The first tab, the 'Main Plots' section, is where you will be able to view the interactive results plots. On the left hand side of the screen will be the options panel used to alter the padj and fold change cutoff values, what specific data set to use such as up or down regulated genes, what comparison dataset you would like to use to plot, and what type of plot you would like to view your results in (Figure 8).
Comparisons are ordered based on how they were entered by the user and for information about samples within each comparison are displayed right under the option tabs.
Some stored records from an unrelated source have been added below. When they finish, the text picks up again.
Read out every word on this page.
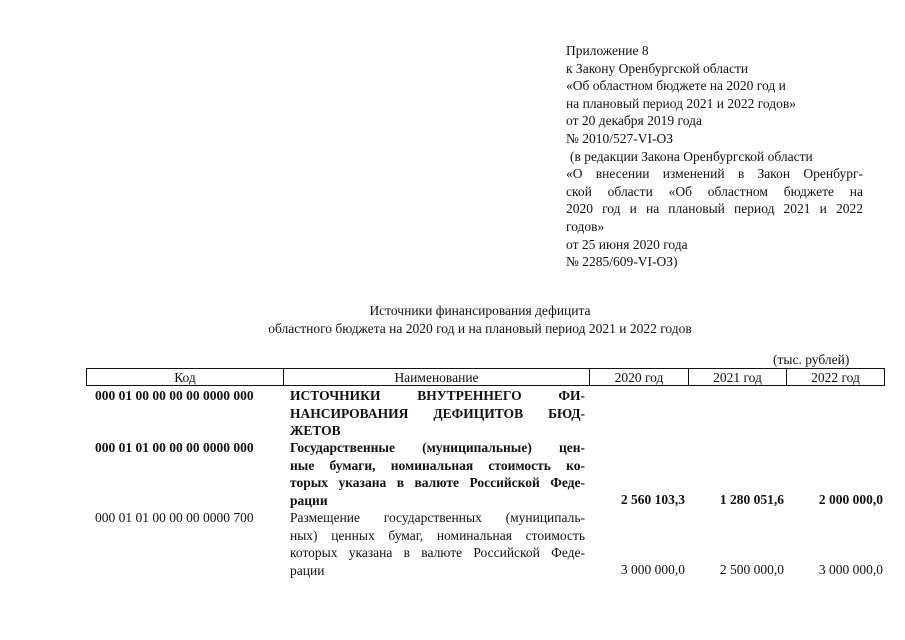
Приложение 8
к Закону Оренбургской области
«Об областном бюджете на 2020 год и
на плановый период 2021 и 2022 годов»
от 20 декабря 2019 года
№ 2010/527-VI-ОЗ
(в редакции Закона Оренбургской области
«О внесении изменений в Закон Оренбург-
ской области «Об областном бюджете на
2020 год и на плановый период 2021 и 2022
годов»
от 25 июня 2020 года
№ 2285/609-VI-ОЗ)
Источники финансирования дефицита
областного бюджета на 2020 год и на плановый период 2021 и 2022 годов
(тыс. рублей)
Код	Наименование	2020 год	2021 год	2022 год
000 01 00 00 00 00 0000 000	ИСТОЧНИКИ ВНУТРЕННЕГО ФИ-
НАНСИРОВАНИЯ ДЕФИЦИТОВ БЮД-
ЖЕТОВ
000 01 01 00 00 00 0000 000	Государственные (муниципальные) цен-
ные бумаги, номинальная стоимость ко-
торых указана в валюте Российской Феде-
рации	2 560 103,3	1 280 051,6	2 000 000,0
000 01 01 00 00 00 0000 700	Размещение государственных (муниципаль-
ных) ценных бумаг, номинальная стоимость
которых указана в валюте Российской Феде-
рации	3 000 000,0	2 500 000,0	3 000 000,0
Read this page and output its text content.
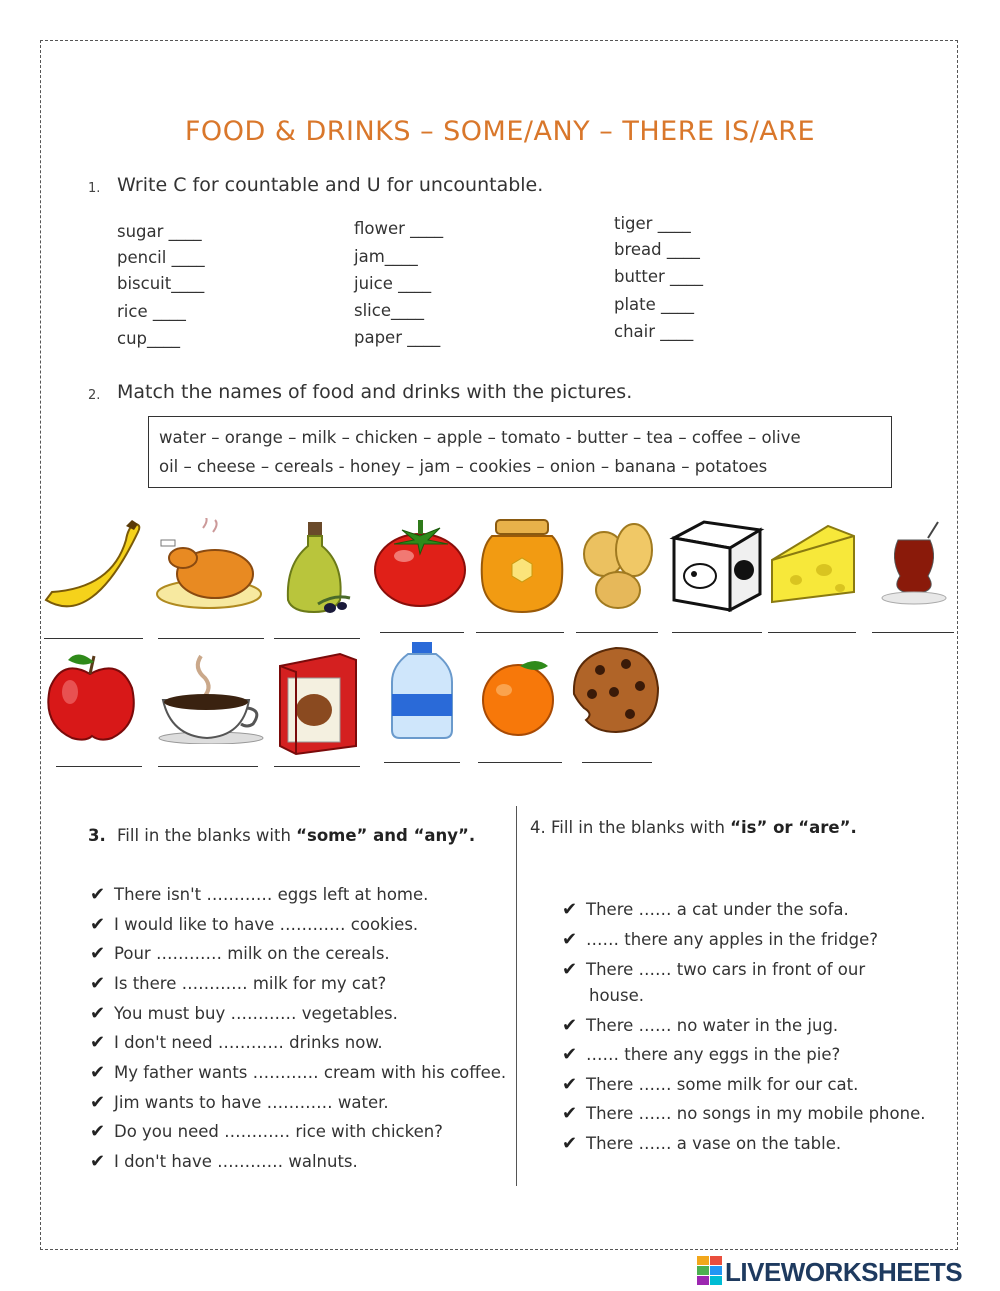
FOOD & DRINKS – SOME/ANY – THERE IS/ARE
1. Write C for countable and U for uncountable.
sugar ____
pencil ____
biscuit____
rice ____
cup____
flower ____
jam____
juice ____
slice____
paper ____
tiger ____
bread ____
butter ____
plate ____
chair ____
2. Match the names of food and drinks with the pictures.
water – orange – milk – chicken – apple – tomato - butter – tea – coffee – olive
oil – cheese – cereals - honey – jam – cookies – onion – banana – potatoes
3. Fill in the blanks with “some” and “any”.
✔ There isn't ………… eggs left at home.
✔ I would like to have ………… cookies.
✔ Pour ………… milk on the cereals.
✔ Is there ………… milk for my cat?
✔ You must buy ………… vegetables.
✔ I don't need ………… drinks now.
✔ My father wants ………… cream with his coffee.
✔ Jim wants to have ………… water.
✔ Do you need ………… rice with chicken?
✔ I don't have ………… walnuts.
4. Fill in the blanks with “is” or “are”.
✔ There …… a cat under the sofa.
✔ …… there any apples in the fridge?
✔ There …… two cars in front of our
house.
✔ There …… no water in the jug.
✔ …… there any eggs in the pie?
✔ There …… some milk for our cat.
✔ There …… no songs in my mobile phone.
✔ There …… a vase on the table.
LIVEWORKSHEETS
Plot choices include:

  • Scatter plot (Figure 9)

  • Volcano plot (Figure 10)

  • MA plot (Figure 11)

Once you have selected your values, you can hit the 'Submit!' button to create your interactive plots! Depending on whether you are using the local install or the web-based application, rendering times my vary.

The top left plot is the main plot of whichever plot you have selected to use to analyze your results. Up-regulated genes are displayed in green while down-regulated genes are displayed in red (Figure 12). Hovering over a gene on this plot will display the bottom two bar graphs: the genes normalized variation and colored by condition in the left graph, and the normalized variation between conditions within the right graph. Hovering over a gene will also display information about that gene in regards to both conditions you have selected. By clicking and dragging your mouse to create a selection over the main graph, you will create the top right plot, or the zoomed in version of your selection. If you are going to change any of the parameters on the left, please make sure to re-click the 'Submit!' button to update the graphs. You can also change which type of dataset to use within the main plots by selecting from the drop down dataset box such as looking at the N most varied genes which are displayed in yellow(Figure 13). Additionally, you can further filter these datasets by typing in the genes of interest, or regex for specific genes, to search for those specific genes within the dataset (Figrue 14). Specific gene searches are displayed in blue. All of these filtration options can be located on the left side panel which will also change based on the plot or dataset you wish to view/manipulate. It's also worth noting that the plots are resizable as well as downloable.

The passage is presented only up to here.